Chaouacha

Total population
- Extinct as a tribe (after 1802)

Regions with significant populations
- Louisiana

Languages
- possibly dialect of Chitimacha

Religion
- Indigenous religion

Related ethnic groups
- Chitimacha

= Chaouacha =

Extinct Native American tribe of Louisiana

The Chaouacha (or Chawasha) were an Indigenous people of Louisiana. They were likely related to the Chitimacha.

The French massacred many of them in retaliation for the Natchez revolt against French colonists in which they had had no part.

== History ==
=== 17th century ===
When first written about, they lived on the west bank of the Mississippi River, just south of New Orleans. In 1699, they were reported to be allied with the Ouacha (or Washa), the Okelousa, and the Opelousa.

=== 18th century ===
In December 1729, following an attack by the Natchez on Fort Rosalie the prior month, French colonists feared a widespread Indian rebellion or a combined revolt by Native Americans and enslaved people. The governor of Louisiana, Étienne Perier, ordered a force of 80 enslaved Africans under the command of Louis Tixerant, a Company of the Indies warehouse keeper, to massacre the Chaouacha community, rewarding the men by freeing them from slavery. The French killed at least seven Chaouacha men and kidnapped women and children whom they took to New Orleans.
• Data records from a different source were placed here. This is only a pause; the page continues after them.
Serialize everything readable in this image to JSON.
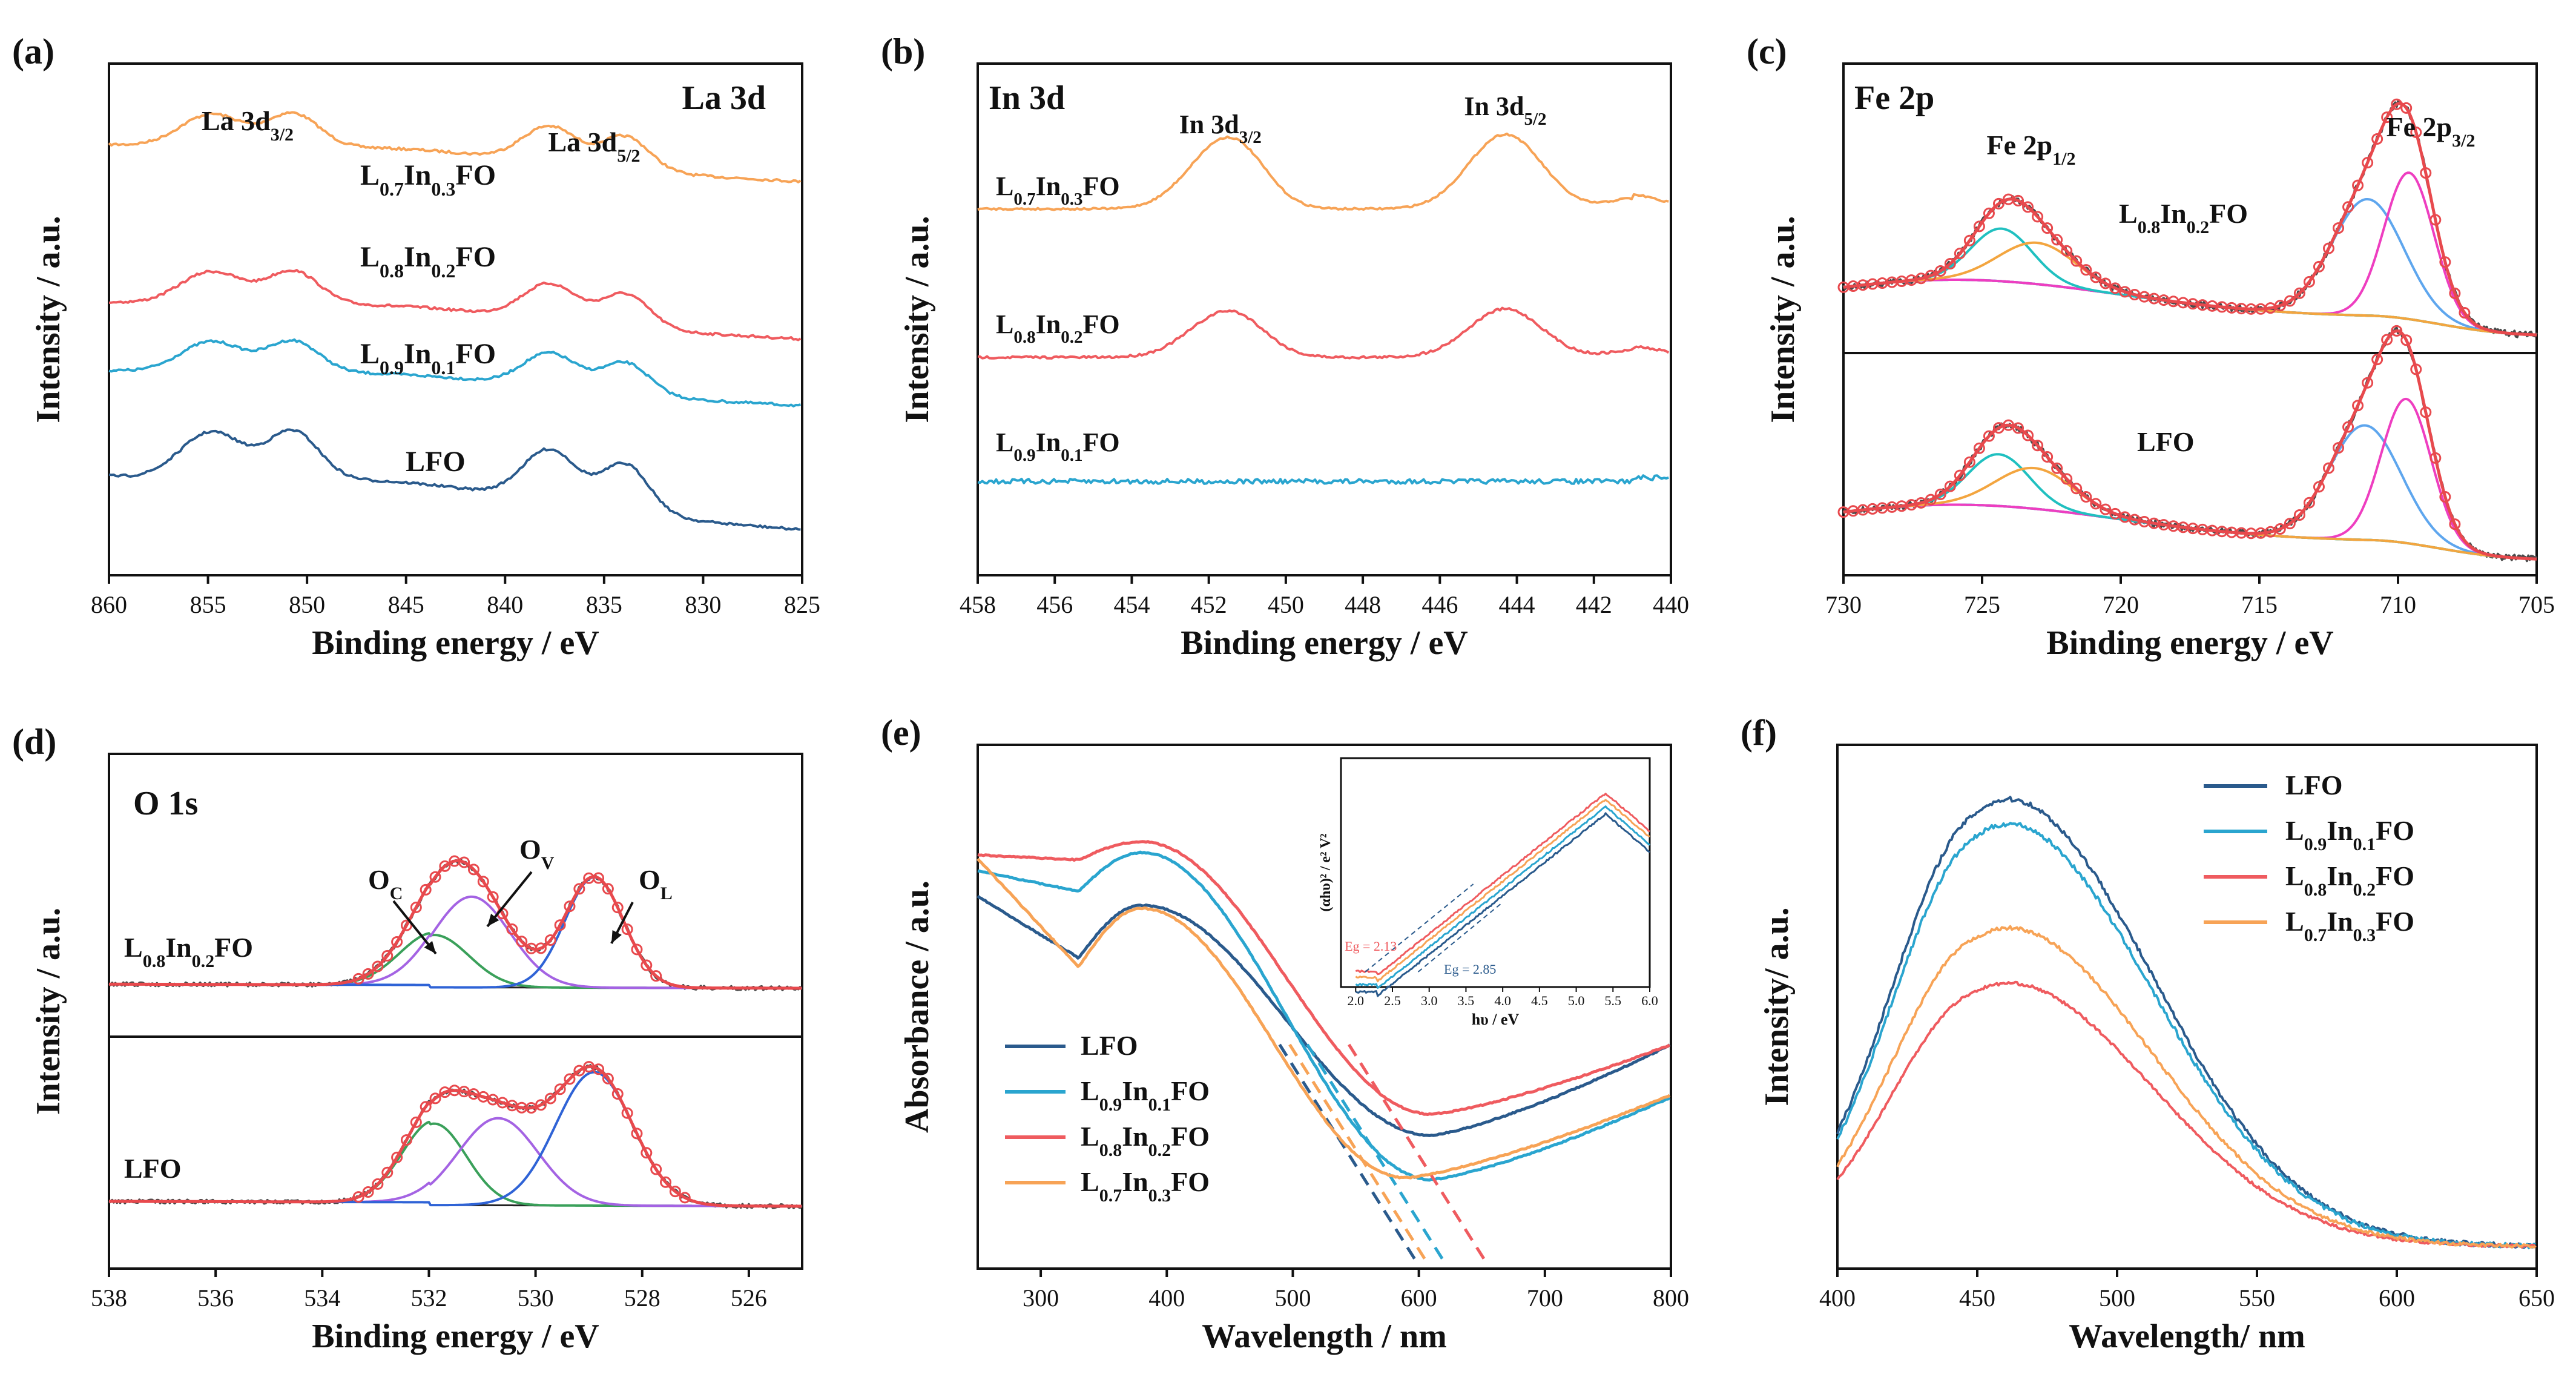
{
  "colors": {
    "LFO": "#2a5a8c",
    "L0.9": "#2aa5cf",
    "L0.8": "#ef5b5f",
    "L0.7": "#f7a356",
    "raw": "#4a4a4a",
    "fit": "#e8494d",
    "fit_cyan": "#20c0c0",
    "fit_orange": "#f3a53f",
    "fit_blue": "#5ea6ee",
    "fit_magenta": "#ee3ec0",
    "fit_green": "#3aa05a",
    "fit_violet": "#a463e3",
    "fit_dkblue": "#2f63d6",
    "base": "#2a3a8a"
  },
  "chart_data": [
    {
      "panel": "(a)",
      "type": "line",
      "title": "La 3d",
      "xlabel": "Binding energy / eV",
      "ylabel": "Intensity / a.u.",
      "xlim": [
        860,
        825
      ],
      "xticks": [
        860,
        855,
        850,
        845,
        840,
        835,
        830,
        825
      ],
      "peak_labels": [
        {
          "main": "La 3d",
          "sub": "3/2",
          "tail": ""
        },
        {
          "main": "La 3d",
          "sub": "5/2",
          "tail": ""
        }
      ],
      "series": [
        {
          "name": "L0.7In0.3FO",
          "label": [
            [
              "L",
              "n"
            ],
            [
              "0.7",
              "s"
            ],
            [
              "In",
              "n"
            ],
            [
              "0.3",
              "s"
            ],
            [
              "FO",
              "n"
            ]
          ],
          "color_key": "L0.7",
          "offset": 3,
          "amp": 1.0
        },
        {
          "name": "L0.8In0.2FO",
          "label": [
            [
              "L",
              "n"
            ],
            [
              "0.8",
              "s"
            ],
            [
              "In",
              "n"
            ],
            [
              "0.2",
              "s"
            ],
            [
              "FO",
              "n"
            ]
          ],
          "color_key": "L0.8",
          "offset": 2,
          "amp": 1.0
        },
        {
          "name": "L0.9In0.1FO",
          "label": [
            [
              "L",
              "n"
            ],
            [
              "0.9",
              "s"
            ],
            [
              "In",
              "n"
            ],
            [
              "0.1",
              "s"
            ],
            [
              "FO",
              "n"
            ]
          ],
          "color_key": "L0.9",
          "offset": 1,
          "amp": 0.95
        },
        {
          "name": "LFO",
          "label": [
            [
              "LFO",
              "n"
            ]
          ],
          "color_key": "LFO",
          "offset": 0,
          "amp": 1.45
        }
      ],
      "peaks_eV": [
        854.8,
        850.7,
        837.7,
        833.9
      ]
    },
    {
      "panel": "(b)",
      "type": "line",
      "title": "In 3d",
      "xlabel": "Binding energy / eV",
      "ylabel": "Intensity / a.u.",
      "xlim": [
        458,
        440
      ],
      "xticks": [
        458,
        456,
        454,
        452,
        450,
        448,
        446,
        444,
        442,
        440
      ],
      "peak_labels": [
        {
          "main": "In 3d",
          "sub": "3/2",
          "tail": ""
        },
        {
          "main": "In 3d",
          "sub": "5/2",
          "tail": ""
        }
      ],
      "series": [
        {
          "name": "L0.7In0.3FO",
          "label": [
            [
              "L",
              "n"
            ],
            [
              "0.7",
              "s"
            ],
            [
              "In",
              "n"
            ],
            [
              "0.3",
              "s"
            ],
            [
              "FO",
              "n"
            ]
          ],
          "color_key": "L0.7"
        },
        {
          "name": "L0.8In0.2FO",
          "label": [
            [
              "L",
              "n"
            ],
            [
              "0.8",
              "s"
            ],
            [
              "In",
              "n"
            ],
            [
              "0.2",
              "s"
            ],
            [
              "FO",
              "n"
            ]
          ],
          "color_key": "L0.8"
        },
        {
          "name": "L0.9In0.1FO",
          "label": [
            [
              "L",
              "n"
            ],
            [
              "0.9",
              "s"
            ],
            [
              "In",
              "n"
            ],
            [
              "0.1",
              "s"
            ],
            [
              "FO",
              "n"
            ]
          ],
          "color_key": "L0.9"
        }
      ],
      "peaks_eV": [
        451.7,
        444.3
      ]
    },
    {
      "panel": "(c)",
      "type": "line",
      "title": "Fe 2p",
      "xlabel": "Binding energy / eV",
      "ylabel": "Intensity / a.u.",
      "xlim": [
        730,
        705
      ],
      "xticks": [
        730,
        725,
        720,
        715,
        710,
        705
      ],
      "peak_labels": [
        {
          "main": "Fe 2p",
          "sub": "1/2",
          "tail": ""
        },
        {
          "main": "Fe 2p",
          "sub": "3/2",
          "tail": ""
        }
      ],
      "subplots": [
        {
          "sample": [
            [
              "L",
              "n"
            ],
            [
              "0.8",
              "s"
            ],
            [
              "In",
              "n"
            ],
            [
              "0.2",
              "s"
            ],
            [
              "FO",
              "n"
            ]
          ],
          "components_eV": [
            711.1,
            709.6,
            724.3,
            723.0
          ],
          "component_keys": [
            "fit_blue",
            "fit_magenta",
            "fit_cyan",
            "fit_orange"
          ]
        },
        {
          "sample": [
            [
              "LFO",
              "n"
            ]
          ],
          "components_eV": [
            711.2,
            709.7,
            724.4,
            723.1
          ],
          "component_keys": [
            "fit_blue",
            "fit_magenta",
            "fit_cyan",
            "fit_orange"
          ]
        }
      ]
    },
    {
      "panel": "(d)",
      "type": "line",
      "title": "O 1s",
      "xlabel": "Binding energy / eV",
      "ylabel": "Intensity / a.u.",
      "xlim": [
        538,
        525
      ],
      "xticks": [
        538,
        536,
        534,
        532,
        530,
        528,
        526
      ],
      "component_labels": [
        {
          "main": "O",
          "sub": "C",
          "eV": 531.9
        },
        {
          "main": "O",
          "sub": "V",
          "eV": 531.2
        },
        {
          "main": "O",
          "sub": "L",
          "eV": 528.8
        }
      ],
      "subplots": [
        {
          "sample": [
            [
              "L",
              "n"
            ],
            [
              "0.8",
              "s"
            ],
            [
              "In",
              "n"
            ],
            [
              "0.2",
              "s"
            ],
            [
              "FO",
              "n"
            ]
          ],
          "components_eV": [
            531.9,
            531.2,
            528.9
          ],
          "component_keys": [
            "fit_green",
            "fit_violet",
            "fit_dkblue"
          ]
        },
        {
          "sample": [
            [
              "LFO",
              "n"
            ]
          ],
          "components_eV": [
            531.9,
            530.7,
            528.9
          ],
          "component_keys": [
            "fit_green",
            "fit_violet",
            "fit_dkblue"
          ]
        }
      ]
    },
    {
      "panel": "(e)",
      "type": "line",
      "xlabel": "Wavelength / nm",
      "ylabel": "Absorbance / a.u.",
      "xlim": [
        250,
        800
      ],
      "xticks": [
        300,
        400,
        500,
        600,
        700,
        800
      ],
      "series": [
        {
          "name": "LFO",
          "label": [
            [
              "LFO",
              "n"
            ]
          ],
          "color_key": "LFO",
          "edge_nm": 600
        },
        {
          "name": "L0.9In0.1FO",
          "label": [
            [
              "L",
              "n"
            ],
            [
              "0.9",
              "s"
            ],
            [
              "In",
              "n"
            ],
            [
              "0.1",
              "s"
            ],
            [
              "FO",
              "n"
            ]
          ],
          "color_key": "L0.9",
          "edge_nm": 622
        },
        {
          "name": "L0.8In0.2FO",
          "label": [
            [
              "L",
              "n"
            ],
            [
              "0.8",
              "s"
            ],
            [
              "In",
              "n"
            ],
            [
              "0.2",
              "s"
            ],
            [
              "FO",
              "n"
            ]
          ],
          "color_key": "L0.8",
          "edge_nm": 655
        },
        {
          "name": "L0.7In0.3FO",
          "label": [
            [
              "L",
              "n"
            ],
            [
              "0.7",
              "s"
            ],
            [
              "In",
              "n"
            ],
            [
              "0.3",
              "s"
            ],
            [
              "FO",
              "n"
            ]
          ],
          "color_key": "L0.7",
          "edge_nm": 608
        }
      ],
      "inset": {
        "xlabel": "hυ / eV",
        "ylabel": "(αhυ)² / e² V²",
        "xlim": [
          1.8,
          6.0
        ],
        "xticks": [
          2.0,
          2.5,
          3.0,
          3.5,
          4.0,
          4.5,
          5.0,
          5.5,
          6.0
        ],
        "annotations": [
          {
            "text": "Eg = 2.13",
            "color_key": "L0.8"
          },
          {
            "text": "Eg = 2.85",
            "color_key": "LFO"
          }
        ],
        "edges_eV": [
          2.13,
          2.85
        ]
      }
    },
    {
      "panel": "(f)",
      "type": "line",
      "xlabel": "Wavelength/ nm",
      "ylabel": "Intensity/ a.u.",
      "xlim": [
        400,
        650
      ],
      "xticks": [
        400,
        450,
        500,
        550,
        600,
        650
      ],
      "series": [
        {
          "name": "LFO",
          "label": [
            [
              "LFO",
              "n"
            ]
          ],
          "color_key": "LFO",
          "amp": 0.73
        },
        {
          "name": "L0.9In0.1FO",
          "label": [
            [
              "L",
              "n"
            ],
            [
              "0.9",
              "s"
            ],
            [
              "In",
              "n"
            ],
            [
              "0.1",
              "s"
            ],
            [
              "FO",
              "n"
            ]
          ],
          "color_key": "L0.9",
          "amp": 0.69
        },
        {
          "name": "L0.8In0.2FO",
          "label": [
            [
              "L",
              "n"
            ],
            [
              "0.8",
              "s"
            ],
            [
              "In",
              "n"
            ],
            [
              "0.2",
              "s"
            ],
            [
              "FO",
              "n"
            ]
          ],
          "color_key": "L0.8",
          "amp": 0.43
        },
        {
          "name": "L0.7In0.3FO",
          "label": [
            [
              "L",
              "n"
            ],
            [
              "0.7",
              "s"
            ],
            [
              "In",
              "n"
            ],
            [
              "0.3",
              "s"
            ],
            [
              "FO",
              "n"
            ]
          ],
          "color_key": "L0.7",
          "amp": 0.52
        }
      ],
      "peak_nm": 465
    }
  ]
}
Survivors from the tribe petitioned Perier to release the prisoners, as the tribe was not involved in the Natchez revolt, which he did. The Choctaw, French allies against the Natchez, objected to Perier's attack on the Chaouacha and encouraged other small tribes in the region to relocate away from the French to lands under Choctaw protection.

Perier reported to his superiors that he had destroyed the Chaouacha, but evidence suggests the tribe remained distinct until the late 18th-century before assimilating into other tribes.

=== 19th century ===
An 1802 mention by French colonist Baudry de Lozières describes them as "Tchaouachas: Reduced to 40 warriors. A wandering indolent and lazy nation, settled near the French in 1712. Corn is the only assistance one can expect of them."